Bobbit worms, or Eunice aphroditois, take their names from the John and Lorena Bobbitt case, in which the latter – after years of physical and sexual abuse – cut off the former’s penis with a kitchen knife.

Löwemark and his colleagues discovered the fossilised lair and others like it while studying 20m-year-old sedimentary rock on the north-eastern coast of Taiwan. The burrows are strengthened with mucus and are more resilient to weathering, meaning they sometimes protrude from the fine sandstone rock faces.

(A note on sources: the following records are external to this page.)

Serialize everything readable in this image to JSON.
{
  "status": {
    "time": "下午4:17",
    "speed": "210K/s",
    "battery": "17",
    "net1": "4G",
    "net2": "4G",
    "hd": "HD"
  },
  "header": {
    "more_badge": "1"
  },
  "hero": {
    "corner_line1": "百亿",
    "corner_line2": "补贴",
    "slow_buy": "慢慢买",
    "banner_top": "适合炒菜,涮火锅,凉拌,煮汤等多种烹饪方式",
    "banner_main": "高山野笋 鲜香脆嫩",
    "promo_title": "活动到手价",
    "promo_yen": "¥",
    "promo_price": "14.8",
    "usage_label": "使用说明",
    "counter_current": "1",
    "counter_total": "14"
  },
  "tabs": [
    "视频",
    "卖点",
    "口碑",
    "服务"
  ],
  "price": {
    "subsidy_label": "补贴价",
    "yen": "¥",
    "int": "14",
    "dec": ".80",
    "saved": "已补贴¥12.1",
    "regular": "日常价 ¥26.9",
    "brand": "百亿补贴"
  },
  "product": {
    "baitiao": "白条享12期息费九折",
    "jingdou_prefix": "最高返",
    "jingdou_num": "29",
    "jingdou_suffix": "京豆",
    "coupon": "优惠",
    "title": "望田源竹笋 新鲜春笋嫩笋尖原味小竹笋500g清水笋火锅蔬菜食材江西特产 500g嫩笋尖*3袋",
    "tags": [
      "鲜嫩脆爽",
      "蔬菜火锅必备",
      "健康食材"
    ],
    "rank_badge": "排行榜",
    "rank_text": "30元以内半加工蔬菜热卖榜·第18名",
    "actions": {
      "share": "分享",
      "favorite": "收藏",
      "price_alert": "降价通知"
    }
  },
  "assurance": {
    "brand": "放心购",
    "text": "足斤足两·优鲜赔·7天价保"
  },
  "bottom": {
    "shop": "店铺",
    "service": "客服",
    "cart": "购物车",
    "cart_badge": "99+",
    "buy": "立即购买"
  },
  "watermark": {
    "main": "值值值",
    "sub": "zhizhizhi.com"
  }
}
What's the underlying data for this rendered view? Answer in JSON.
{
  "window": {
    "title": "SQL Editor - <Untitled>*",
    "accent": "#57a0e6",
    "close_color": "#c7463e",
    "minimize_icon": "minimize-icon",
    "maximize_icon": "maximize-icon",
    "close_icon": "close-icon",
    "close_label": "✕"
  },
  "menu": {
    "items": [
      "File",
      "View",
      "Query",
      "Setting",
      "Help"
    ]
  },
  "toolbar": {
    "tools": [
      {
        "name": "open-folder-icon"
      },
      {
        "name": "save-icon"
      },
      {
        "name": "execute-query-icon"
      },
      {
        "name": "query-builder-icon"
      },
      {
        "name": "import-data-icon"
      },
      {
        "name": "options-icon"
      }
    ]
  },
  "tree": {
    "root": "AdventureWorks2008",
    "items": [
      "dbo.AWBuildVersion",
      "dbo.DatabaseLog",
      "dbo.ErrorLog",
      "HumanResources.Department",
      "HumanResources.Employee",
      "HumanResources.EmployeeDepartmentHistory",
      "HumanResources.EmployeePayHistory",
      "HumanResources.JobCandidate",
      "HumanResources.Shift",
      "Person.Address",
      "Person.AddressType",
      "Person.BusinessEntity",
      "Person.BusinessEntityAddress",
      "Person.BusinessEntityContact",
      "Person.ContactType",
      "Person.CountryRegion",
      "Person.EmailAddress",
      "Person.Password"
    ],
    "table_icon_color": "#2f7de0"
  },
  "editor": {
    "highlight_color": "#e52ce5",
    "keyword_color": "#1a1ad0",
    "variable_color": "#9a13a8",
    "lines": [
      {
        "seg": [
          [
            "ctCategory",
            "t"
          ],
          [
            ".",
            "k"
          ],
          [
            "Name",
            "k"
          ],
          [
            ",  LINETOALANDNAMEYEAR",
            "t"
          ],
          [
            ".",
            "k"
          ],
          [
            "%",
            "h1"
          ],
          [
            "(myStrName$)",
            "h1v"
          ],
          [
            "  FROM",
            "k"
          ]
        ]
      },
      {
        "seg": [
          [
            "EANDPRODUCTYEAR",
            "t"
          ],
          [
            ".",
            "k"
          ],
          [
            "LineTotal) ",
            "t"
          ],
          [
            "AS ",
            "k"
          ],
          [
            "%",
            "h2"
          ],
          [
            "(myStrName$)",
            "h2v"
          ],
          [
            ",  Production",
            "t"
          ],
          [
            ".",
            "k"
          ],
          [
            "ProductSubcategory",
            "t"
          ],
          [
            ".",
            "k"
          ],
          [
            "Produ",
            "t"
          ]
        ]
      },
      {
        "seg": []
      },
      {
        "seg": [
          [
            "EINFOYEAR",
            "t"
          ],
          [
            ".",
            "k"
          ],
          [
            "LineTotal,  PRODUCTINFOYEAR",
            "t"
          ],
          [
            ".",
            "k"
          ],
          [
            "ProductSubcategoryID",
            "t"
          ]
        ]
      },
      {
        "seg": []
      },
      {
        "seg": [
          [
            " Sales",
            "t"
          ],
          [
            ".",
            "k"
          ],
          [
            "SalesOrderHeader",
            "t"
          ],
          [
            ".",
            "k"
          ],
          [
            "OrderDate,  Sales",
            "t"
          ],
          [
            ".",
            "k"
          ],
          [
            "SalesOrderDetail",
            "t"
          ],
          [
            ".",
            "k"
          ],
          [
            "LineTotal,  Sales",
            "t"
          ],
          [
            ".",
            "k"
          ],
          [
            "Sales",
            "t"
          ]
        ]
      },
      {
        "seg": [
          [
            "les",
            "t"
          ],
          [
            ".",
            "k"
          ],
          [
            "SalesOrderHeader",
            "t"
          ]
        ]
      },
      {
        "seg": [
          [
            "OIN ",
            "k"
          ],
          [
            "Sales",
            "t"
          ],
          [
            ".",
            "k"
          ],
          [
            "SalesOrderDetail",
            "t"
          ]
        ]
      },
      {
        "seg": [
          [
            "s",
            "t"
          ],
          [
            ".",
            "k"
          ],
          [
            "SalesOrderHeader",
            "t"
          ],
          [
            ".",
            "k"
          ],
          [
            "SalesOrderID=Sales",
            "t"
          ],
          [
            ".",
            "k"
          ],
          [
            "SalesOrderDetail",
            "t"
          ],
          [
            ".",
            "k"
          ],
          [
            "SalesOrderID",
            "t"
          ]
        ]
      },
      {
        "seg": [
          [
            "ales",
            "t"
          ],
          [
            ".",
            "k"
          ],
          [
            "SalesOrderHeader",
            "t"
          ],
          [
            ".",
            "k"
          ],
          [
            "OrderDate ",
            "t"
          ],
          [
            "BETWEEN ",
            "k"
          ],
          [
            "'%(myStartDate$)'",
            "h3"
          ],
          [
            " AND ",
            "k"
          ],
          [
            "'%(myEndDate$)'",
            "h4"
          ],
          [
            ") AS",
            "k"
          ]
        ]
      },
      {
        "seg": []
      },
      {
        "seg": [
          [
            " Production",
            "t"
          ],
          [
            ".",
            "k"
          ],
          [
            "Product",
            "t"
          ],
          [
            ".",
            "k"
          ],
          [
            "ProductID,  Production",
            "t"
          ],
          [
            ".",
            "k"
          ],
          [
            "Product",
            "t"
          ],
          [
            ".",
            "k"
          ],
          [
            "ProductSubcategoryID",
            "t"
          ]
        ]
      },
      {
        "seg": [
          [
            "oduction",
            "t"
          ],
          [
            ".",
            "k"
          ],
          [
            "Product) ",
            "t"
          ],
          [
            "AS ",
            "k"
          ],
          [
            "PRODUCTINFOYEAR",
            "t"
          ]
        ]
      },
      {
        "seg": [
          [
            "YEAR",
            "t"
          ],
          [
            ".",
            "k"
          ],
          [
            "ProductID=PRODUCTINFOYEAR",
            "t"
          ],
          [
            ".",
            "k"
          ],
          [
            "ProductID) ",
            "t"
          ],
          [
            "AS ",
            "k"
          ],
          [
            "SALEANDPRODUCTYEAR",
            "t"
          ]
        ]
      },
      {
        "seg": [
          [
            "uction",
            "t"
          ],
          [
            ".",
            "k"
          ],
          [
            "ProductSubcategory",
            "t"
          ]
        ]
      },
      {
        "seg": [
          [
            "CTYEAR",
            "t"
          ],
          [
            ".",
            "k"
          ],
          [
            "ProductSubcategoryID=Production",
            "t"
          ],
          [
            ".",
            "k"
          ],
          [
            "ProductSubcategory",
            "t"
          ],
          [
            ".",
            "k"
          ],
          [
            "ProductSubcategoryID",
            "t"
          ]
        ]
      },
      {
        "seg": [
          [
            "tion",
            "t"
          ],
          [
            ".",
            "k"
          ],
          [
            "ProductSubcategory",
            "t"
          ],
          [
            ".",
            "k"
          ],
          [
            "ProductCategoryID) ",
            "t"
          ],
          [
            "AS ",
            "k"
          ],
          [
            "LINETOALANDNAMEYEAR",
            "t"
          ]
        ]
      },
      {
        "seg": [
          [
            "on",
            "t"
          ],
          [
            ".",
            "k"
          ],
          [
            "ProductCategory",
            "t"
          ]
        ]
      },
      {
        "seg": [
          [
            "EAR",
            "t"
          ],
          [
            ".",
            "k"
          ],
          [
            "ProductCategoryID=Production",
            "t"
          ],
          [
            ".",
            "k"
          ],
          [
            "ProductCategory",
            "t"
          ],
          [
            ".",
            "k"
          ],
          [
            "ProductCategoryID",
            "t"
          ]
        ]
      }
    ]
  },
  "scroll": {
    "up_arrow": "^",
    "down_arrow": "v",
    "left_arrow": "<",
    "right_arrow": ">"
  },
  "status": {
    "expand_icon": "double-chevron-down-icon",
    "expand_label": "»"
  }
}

The scientists were initially mystified by the trace fossils, but gradually converged on a likely suspect. At the top of the 3cm-wide burrows they noticed a distinctive pattern that looked like several inverted funnels stacked on top of each other. This gave the opening of the lair a feathered appearance in cross-section.

Having ruled out other burrowing creatures such as shrimp, and marks left by stingrays that blast the seabed with water jets to expose cowering prey, the researchers concluded the feathered entrance to the lair was caused by a hunting strategy similar to the Bobbit worm’s.

When the worms pull their prey down into their lair, the top of the burrow collapses and the worms have to rebuild it before ambushing their next meal. “This results in the stack of cone-in-cone structures that form the ‘feathers’ around the uppermost part of the tube,” said Löwemark.

Researchers discovered 319 of the shallow burrows in 20m-year-old sandstone. Photograph: Supplied

Writing in the journal Scientific Reports, the researchers describe 319 such shallow water burrows preserved in 20m-year-old sandstone in Yehliu Geopark and on the nearby Badouzi promontory, suggesting the local seafloor was colonised with the beasts. The trace fossil burrows, named Pennichnus formosae, are vertical for the top metre, then run horizontal for another metre or so, perhaps because deeper sediment is harder to burrow into, and the water there is less oxygenated. Bobbit worms breathe by absorbing oxygen through their skin.

The researchers hoped the burrows might contain fossilised remains of prey or the worms themselves, but have found none so far. One reason, Löwemark said, is that burrowing worms often inject their faeces into the water and let it drift away, spreading bone fragments from past meals far and wide.

Löwemark harbours a dream to study Bobbit worms in the wild one day. “They are impressive animals,” he said. “You don’t necessarily want to snorkel too close if you find one.”